Except, if you listen to him, it’s not. It’s the fans that drove him on, that made him want to still do the work for all those years. It’s their reaction–and the personal bond that he tried to build with them that drove him for longer than a lot of people live to do the same job, day after day–for that’s what baseball is. The games, like the days, can blend together into a bland continuum of banality.
I’ve thought about that particular sentiment–his needing us more than us needing him–a lot. I’ve kicked it around, tried it on. And I’ve decided that it fits me.
I haven’t always been the best at treating strangers as friends I haven’t met yet. I’ve been closer to Oscar the Grouch more over the years than like Jesus. What would Jesus do? Maybe think about what Chris would do, then not do it sometimes.
But what if I really needed you–all of you–more than you’ve needed me.
Like anyone else who’s lived for <cough, cough> years, I’ve mixed it up with a fair number of people. My job over the past fifteen years or so has involved supporting cranky software for burdened users in a high-pressure environment. Sometimes I think I’ve had all 2131 Excedrin headaches.
And still I come back to that one basic concept. I do need you more than you need me.
It goes without saying that I’ve needed my family–without that, what do you have? I’ve needed my teachers and friends over the years, from Mike Ostermann and Ken Willoughby to the guys I meet with on Saturday mornings. But those are all friendly people; it’s easy to need them.
What about the less-than-friendly people. What about the people who made some of my school experiences miserable? Or that guy on the college newspaper who seemed intent on driving me into Betty Ford? What about that one boss–the one I lost sleep over because I couldn’t seem to satisfy him? What about the long list of people who seemed to get up intent on ripping me a new one for their own gratification and entertainment?
I can honestly say that I’ve also needed them, as well.
It’s taken me <cough, cough> years, but I like what I am most of the time. And that person wouldn’t be the same without each person, from the most beloved to the ones I really wanted to poke in the eye with a rusty, ant-infested pair of scissors at the time. Without the support of the former, I wouldn’t be here today. I wouldn’t understand love. And without the friction with the others, I wouldn’t be tough. I wouldn’t understand empathy and compassion.
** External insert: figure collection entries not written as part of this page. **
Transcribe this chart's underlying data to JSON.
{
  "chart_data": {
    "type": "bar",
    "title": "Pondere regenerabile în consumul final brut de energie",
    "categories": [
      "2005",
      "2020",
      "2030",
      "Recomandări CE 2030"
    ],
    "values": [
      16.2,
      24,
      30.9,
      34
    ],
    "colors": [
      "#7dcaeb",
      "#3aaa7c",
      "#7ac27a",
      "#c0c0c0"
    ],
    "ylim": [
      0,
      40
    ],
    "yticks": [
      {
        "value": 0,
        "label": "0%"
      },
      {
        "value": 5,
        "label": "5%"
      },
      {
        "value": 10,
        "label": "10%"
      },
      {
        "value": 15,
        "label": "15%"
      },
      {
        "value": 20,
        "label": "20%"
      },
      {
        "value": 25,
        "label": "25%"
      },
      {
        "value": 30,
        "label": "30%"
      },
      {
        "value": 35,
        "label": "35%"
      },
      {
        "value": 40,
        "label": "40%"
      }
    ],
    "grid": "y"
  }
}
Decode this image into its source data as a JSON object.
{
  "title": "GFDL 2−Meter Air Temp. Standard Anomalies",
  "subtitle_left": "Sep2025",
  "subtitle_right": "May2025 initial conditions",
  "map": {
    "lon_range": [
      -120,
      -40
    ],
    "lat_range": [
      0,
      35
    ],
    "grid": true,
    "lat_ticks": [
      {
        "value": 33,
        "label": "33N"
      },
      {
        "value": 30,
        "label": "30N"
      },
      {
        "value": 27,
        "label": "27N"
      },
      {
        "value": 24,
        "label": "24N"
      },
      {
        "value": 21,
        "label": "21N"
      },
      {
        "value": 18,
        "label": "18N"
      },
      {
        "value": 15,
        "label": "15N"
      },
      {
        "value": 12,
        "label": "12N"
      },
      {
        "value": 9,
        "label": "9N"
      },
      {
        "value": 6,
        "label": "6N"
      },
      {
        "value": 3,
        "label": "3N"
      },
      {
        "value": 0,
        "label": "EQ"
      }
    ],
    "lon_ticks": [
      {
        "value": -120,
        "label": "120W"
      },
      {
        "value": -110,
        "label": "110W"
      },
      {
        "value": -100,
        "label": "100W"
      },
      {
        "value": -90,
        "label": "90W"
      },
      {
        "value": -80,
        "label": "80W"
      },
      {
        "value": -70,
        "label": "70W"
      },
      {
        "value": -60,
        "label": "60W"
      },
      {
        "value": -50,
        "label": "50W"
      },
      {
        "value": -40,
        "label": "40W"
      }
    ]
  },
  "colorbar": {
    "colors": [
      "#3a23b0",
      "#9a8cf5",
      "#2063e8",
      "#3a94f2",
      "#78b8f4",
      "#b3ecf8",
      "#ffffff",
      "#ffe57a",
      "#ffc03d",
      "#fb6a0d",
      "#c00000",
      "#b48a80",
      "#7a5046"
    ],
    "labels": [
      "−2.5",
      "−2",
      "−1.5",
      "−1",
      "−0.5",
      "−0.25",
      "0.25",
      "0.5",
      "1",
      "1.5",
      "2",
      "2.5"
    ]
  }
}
I might have a day left on this earth or forty more years. Either way, I think coming to the realization that I’m a product of myself, plus every other person God has put in my path, is a key realization to make that remaining time awesome.
Thank you, Mr. Scully, sir. Though you will likely never read this, that one idea has made a difference. I’d like to make it my mantra, if you would be so gracious as to share it with me.
And thank you, as well, an old friend or adversary or, if I’m on my game, the friend I haven’t met yet.